How long should it run?
Another factor to consider was the run time of the benchmark (achieved by varying the number of simulations ORE performs). A typical CPU benchmark may run for only a few minutes. However, due to the nature of virtualised environments and the existence of VMs with burstable CPUs, a longer duration would provide more realistic and comparable results. Unfortunately, this would be at the expense of a larger bill! Somewhat in keeping with industry standard benchmarks, we provided the option to vary the length of the benchmark. The benchmark score is adjusted according to the number of simulations that are run and will be (approximately) the same.
To IO or not to IO
This results in a fairly CPU limited benchmark and, whilst this should be reflective of most financial risk systems in our experience, this isn’t strictly true. The overwhelming majority of financial risk systems we have worked on over the last 20 years, whilst being CPU intensive, are often IO-bound at their limits.

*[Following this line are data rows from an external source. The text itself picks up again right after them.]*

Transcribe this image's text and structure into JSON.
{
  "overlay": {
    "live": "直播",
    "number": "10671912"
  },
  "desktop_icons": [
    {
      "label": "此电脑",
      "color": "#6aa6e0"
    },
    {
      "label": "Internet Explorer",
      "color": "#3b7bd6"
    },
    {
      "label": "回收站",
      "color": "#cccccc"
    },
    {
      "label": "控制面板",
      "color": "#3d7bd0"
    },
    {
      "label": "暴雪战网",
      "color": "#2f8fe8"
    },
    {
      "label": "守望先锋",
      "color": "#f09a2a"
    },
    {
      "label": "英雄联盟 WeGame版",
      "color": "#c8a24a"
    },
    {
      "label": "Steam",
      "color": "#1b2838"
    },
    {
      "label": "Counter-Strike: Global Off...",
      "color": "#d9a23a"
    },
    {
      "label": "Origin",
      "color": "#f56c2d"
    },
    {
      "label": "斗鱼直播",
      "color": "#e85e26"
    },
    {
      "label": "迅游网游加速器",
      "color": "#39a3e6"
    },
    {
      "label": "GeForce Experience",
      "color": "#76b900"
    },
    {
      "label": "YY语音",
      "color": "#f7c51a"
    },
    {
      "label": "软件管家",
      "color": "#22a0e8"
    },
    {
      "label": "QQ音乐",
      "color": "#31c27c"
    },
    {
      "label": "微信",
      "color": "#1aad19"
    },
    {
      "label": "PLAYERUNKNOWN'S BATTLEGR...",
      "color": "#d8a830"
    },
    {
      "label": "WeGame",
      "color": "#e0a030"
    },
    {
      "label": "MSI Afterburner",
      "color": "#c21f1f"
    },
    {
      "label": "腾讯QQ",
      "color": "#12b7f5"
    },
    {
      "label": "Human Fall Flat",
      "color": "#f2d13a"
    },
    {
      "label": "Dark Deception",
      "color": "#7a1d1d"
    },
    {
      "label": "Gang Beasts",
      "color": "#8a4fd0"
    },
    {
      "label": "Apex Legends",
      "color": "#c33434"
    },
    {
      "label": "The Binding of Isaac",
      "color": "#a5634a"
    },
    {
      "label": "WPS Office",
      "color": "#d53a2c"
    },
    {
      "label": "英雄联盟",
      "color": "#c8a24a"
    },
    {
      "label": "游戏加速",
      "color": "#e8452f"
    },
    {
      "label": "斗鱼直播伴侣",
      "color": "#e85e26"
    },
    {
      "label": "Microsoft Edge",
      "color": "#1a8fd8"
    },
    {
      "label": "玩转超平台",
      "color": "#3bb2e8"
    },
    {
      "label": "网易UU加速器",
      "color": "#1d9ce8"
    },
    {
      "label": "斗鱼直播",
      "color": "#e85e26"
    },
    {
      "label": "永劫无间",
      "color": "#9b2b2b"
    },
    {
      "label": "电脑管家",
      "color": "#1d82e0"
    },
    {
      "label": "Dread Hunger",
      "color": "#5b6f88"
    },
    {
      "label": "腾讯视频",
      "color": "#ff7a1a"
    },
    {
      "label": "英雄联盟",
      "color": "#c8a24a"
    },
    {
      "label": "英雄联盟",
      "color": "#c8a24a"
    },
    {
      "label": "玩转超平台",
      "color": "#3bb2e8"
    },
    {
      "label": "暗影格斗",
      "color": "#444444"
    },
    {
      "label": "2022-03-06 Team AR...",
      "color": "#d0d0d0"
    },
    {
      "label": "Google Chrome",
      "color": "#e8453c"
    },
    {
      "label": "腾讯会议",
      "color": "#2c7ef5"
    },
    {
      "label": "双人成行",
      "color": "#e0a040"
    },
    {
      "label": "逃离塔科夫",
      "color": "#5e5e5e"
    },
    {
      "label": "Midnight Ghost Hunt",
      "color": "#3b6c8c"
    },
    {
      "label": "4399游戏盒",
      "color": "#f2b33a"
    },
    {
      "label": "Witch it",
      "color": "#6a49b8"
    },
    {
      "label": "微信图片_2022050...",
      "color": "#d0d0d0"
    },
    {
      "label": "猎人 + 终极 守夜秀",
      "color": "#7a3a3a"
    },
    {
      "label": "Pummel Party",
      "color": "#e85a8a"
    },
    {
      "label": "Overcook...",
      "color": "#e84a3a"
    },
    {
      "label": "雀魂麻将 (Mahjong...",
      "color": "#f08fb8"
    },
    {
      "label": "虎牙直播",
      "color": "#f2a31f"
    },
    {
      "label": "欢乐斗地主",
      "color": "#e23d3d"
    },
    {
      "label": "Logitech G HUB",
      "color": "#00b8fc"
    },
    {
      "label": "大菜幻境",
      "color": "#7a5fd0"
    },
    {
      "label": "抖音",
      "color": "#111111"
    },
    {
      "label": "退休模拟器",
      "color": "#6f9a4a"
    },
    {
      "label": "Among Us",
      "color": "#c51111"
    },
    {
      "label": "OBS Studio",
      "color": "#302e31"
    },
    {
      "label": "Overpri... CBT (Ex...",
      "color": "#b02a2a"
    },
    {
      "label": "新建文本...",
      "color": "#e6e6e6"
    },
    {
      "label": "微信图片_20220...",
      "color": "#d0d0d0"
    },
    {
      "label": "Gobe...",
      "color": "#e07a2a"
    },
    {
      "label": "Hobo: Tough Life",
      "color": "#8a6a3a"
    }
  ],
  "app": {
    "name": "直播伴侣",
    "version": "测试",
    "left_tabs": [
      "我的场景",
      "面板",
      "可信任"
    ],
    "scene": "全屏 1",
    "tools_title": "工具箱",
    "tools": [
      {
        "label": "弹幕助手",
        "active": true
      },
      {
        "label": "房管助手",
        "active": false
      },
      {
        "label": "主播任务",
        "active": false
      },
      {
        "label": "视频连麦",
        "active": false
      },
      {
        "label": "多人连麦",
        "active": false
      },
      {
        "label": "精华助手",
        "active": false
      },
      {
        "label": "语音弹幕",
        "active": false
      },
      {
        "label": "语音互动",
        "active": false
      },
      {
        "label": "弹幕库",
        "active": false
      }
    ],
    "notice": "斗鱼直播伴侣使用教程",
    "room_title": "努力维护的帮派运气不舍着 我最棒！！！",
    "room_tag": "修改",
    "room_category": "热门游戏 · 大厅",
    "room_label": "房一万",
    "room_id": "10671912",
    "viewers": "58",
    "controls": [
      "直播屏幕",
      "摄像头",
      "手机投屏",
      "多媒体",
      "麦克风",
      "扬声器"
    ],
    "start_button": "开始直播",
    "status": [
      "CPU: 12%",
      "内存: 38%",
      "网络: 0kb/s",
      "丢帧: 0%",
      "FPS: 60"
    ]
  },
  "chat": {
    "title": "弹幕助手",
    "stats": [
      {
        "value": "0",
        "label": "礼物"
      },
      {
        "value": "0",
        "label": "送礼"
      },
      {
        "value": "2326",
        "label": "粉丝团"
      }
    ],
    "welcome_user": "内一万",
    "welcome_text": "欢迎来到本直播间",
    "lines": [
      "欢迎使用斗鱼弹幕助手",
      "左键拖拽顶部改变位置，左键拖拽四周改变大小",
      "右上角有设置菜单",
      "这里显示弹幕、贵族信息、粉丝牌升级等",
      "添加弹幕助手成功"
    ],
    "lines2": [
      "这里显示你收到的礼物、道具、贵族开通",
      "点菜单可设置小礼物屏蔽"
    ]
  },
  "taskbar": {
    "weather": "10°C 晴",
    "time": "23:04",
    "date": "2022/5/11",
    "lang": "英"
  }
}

A truly representative benchmark would also simulate the network transfer of the input data, namely the market data, trade populations, financial model configuration parameters, counterparty data and other static data. ORE provides all of this information via a series of XML files read from local disk in our benchmark. It is possible to engineer a benchmark that would require network access to retrieve these data and to provide realistic data volumes of each and the software to do so would not be particularly complex. The additional number of variations in how that data are transferred and where they are sourced from would add a level of complexity; however, that is likely to not only to lead to spiralling runtime costs but also render the results difficult to interpret. Very deliberately, we decided to keep things simple, at least in this first iteration, and keep IO to local machine only.
Encyption and AES-NI hardware optimisations
It would also be quite difficult to find a financial risk system today operating in public cloud that is not required to ensure all its inputs and outputs are encrypted (and in the case of some financial institution actually encrypted twice). Given the existence of AES-NI hardware extensions and the prevalence of encryption in risk systems, it seemed prudent to include this as within the benchmark. As such, the input data are AES decrypted using the OpenSSL libraries and the results are AES encrypted using the same.
Slot counts
Lastly, to represent a real HPC system, a single instance of the process would be insufficient. A slot count per CPU has to be applied in order to run multiple instances of the risk engine per machine. See our HPC glossary for an explanation of slot count.
Fortunately, ORE is (unlike many real-world risk systems) single threaded and quite capable of entirely consuming a whole CPU. As such a single slot per CPU model works well.
Naturally the open question in your mind at this point is SMT (Hyperthreadig to give by its Intel brand name). That requires a more in depth answer and will be the topic of a future post.
All of the above resulted in COREx. The benchmark is open source, available on GitHub and we’d be very interested in your experiences with running it should you choose to do so.